The difficulty of discovering links between genetic variants and phenotypic traits lies in the fact that there is a big intra-population genetic variability: a small subset of it will be related to the studied phenotype; the rest will just add noise. In consequence, understanding this variability is the first step in a genetic study. That is why, shortly after the human genome was sequenced, international projects aiming at characterizing divergences from the reference genome sprouted. Possibly the best-known are HapMap and 1000 Genomes. These projects use sequencing technologies at deep coverages to identify common and rare variants in the general population. They play two key roles in genetic studies: first, identifying the genome regions to survey; second, describing the population-specific variants.
The modern unit of genetic variation are single-nucleotide polymorphisms (SNPs) (Bush et al., 2012). SNPs are single base-pair changes in the DNA sequence that occur with high frequency in the human genome. They are, by far, the most common form of genetic variation in humans. SNPs usually involve two alleles, meaning that in a population there are two possible base-pairs for a genetic position. SNPs are characterized by their minor-allele frequency (MAF), that is, the frequency of the least common allele in the population.
Linkage disequilibrium refers to the fact that contiguous SNP.
** how human variation changes from population to population **
The study of complex diseases, where multiple genetic factors contribute to the susceptibility, relies on the common disease, common variant} (CD/CV) hypothesis: common diseases are partly attributable to allelic variants present in more than 1-5% of the population, which cause, by themselves or in combinations, small increments in risk (1.1 - 1.5-fold). Due to this limited effect size, only partial correlations between causal variants and phenotypes are expected. This notion is radically different from rare diseases associated to rare variants with big effect sizes, where every carrier of the risk allele develops the disease (complete correlation). In fact, this is consistent with population genetic theory: variants that explain a large part of the disease by themselves would reduce the reproductive fitness of the individual and, in consequence, would be infrequent (Manolio et al., 2009).
Genome-wide association studies (GWAS) aim to find genetic risk factors for complex phenotypes (Bush et al., 2012). This is achieved by systematically surveying a high number of genetic variants (from hundred thousands to a million). Due to the partial correlations expected, GWAS require large sample sizes, usually above several thousands. Because we are examining considerably more features than samples we have, GWAS is said to be conducted in a low n, high p setting. This, altogether with the small effect sizes, poses a crucial problem: low statistical power (Button, 2013). This has with several implications. First, it implies by definition a small chance of discovering effects that are true. Second, it raises the probability of a discovery to be a false positive. Third, when an underpowered study discovers a true effect, it is likely that the estimated is exaggerated. One practical consequence of this low power in GWAS studies, for example, is the difficulty to reproduce a GWAS result (Visscher, 2008).
In the classical GWAS setting, a statistical test for association is conducted between each variant and the phenotype of interest (Bush et al., 2012). It is usually followed up by a statistical validation by genotyping of the “best hits” in independent samples. Due to its low cost and widespread availability, GWAS has been pushed beyond this realm. Many fields that profit from this ability to survey a sample genome are using GWAS, especially in personalized medicine (e.g. pharmacogenomics). In consequence, GWAS has become a paragon of translational bioinformatics.

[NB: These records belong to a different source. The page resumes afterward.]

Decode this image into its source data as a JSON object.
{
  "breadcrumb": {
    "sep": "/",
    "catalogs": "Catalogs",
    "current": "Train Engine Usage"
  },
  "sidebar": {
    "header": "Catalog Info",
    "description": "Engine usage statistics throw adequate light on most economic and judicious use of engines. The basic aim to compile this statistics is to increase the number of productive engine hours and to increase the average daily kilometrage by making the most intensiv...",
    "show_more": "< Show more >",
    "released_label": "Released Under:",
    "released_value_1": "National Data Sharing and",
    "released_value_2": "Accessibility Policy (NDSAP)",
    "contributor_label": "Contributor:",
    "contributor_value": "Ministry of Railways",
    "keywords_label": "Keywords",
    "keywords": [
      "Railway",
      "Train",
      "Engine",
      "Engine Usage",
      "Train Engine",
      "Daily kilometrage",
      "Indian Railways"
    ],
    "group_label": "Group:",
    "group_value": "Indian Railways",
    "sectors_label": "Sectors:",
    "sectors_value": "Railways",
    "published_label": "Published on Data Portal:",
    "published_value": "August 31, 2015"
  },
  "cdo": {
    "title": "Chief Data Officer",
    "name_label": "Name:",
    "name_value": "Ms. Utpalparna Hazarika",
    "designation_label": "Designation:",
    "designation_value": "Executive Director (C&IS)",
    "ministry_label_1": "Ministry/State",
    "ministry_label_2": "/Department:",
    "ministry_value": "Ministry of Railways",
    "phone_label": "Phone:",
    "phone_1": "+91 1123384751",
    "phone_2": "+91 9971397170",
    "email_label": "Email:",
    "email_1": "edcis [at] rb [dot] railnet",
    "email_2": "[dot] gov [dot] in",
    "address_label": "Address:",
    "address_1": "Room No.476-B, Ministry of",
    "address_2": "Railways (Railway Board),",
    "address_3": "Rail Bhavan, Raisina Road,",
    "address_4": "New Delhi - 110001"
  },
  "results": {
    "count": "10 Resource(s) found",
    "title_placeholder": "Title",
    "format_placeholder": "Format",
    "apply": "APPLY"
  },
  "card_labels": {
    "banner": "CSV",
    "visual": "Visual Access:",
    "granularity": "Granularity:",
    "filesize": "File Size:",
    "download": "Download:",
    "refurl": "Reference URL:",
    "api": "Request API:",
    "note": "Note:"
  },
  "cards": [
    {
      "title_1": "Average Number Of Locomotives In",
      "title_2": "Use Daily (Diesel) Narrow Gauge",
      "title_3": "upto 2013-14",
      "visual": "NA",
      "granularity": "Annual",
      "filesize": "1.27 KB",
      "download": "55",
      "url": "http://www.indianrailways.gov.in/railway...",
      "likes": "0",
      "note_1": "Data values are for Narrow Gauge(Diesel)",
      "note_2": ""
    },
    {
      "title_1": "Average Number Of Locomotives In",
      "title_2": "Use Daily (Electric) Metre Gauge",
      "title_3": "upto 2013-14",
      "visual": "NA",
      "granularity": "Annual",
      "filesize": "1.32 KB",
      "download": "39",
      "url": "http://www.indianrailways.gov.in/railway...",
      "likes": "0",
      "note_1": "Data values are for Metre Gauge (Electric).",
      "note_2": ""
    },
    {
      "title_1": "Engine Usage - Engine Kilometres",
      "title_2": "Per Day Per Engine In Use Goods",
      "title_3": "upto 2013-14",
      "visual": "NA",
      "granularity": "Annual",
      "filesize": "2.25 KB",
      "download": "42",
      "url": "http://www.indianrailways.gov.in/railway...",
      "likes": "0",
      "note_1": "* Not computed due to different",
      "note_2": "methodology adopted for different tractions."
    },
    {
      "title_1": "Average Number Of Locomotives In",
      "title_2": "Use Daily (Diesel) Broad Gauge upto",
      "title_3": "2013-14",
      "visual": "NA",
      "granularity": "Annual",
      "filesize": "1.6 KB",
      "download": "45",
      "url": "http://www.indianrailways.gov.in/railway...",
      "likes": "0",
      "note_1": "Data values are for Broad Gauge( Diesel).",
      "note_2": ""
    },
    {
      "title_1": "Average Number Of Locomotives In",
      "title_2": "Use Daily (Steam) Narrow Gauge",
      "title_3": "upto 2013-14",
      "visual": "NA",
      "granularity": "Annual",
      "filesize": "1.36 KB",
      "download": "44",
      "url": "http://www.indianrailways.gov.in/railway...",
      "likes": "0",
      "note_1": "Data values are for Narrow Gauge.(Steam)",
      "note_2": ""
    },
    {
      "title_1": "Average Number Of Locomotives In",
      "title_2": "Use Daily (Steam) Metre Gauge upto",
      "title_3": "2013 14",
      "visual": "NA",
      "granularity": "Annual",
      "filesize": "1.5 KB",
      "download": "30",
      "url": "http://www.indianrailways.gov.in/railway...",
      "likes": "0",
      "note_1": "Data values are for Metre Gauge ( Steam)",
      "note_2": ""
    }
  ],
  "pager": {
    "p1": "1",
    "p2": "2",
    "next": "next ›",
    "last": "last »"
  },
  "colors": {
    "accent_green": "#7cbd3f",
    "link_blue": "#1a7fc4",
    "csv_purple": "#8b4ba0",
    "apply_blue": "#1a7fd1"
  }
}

The ultimate goal is to be able to identify individuals at genetic risk, as well as understand the molecular basis of the disease. The SNPs associated to the disease can have functional consequences by themselves (e.g. change an amino acid in the protein). However, in the context of genetic studies, SNPs are used as markers of a chromosomic region. In consequence, the SNPs associated with a disease are not necessarily causal: they might just be close and in linkage disequilibrium with the causal variant.
Vischer conducted one of the biggest GWAS experiments to date, to inquire about the heritability of height (Visscher, 2008). Three studies with a total sample size of ∼63k individuals (14k + 16k + 34k) identified 54 variants that are reliably associated with height. However, there was an alarmingly low overlap between the causal SNPs identified in the different studies. They proposed two reasons for this. First, we are dealing with SNPs that have a very limited effect size (% of variation explained). In consequence, we need sample sizes of the order of tens of thousands to reliably identify one causal SNP. Second, we are conducting the hundreds of thousands of association tests. Thus, we need to be very stringent with the significant threshold in order to minimize type I errors (false positives).
Another consideration regarding GWAS is that most studies have been carried out on European ancestry populations, which has a reduced variability in comparison to other human populations. In fact, studies on non-European populations have yielded a big number of new, intriguing variants.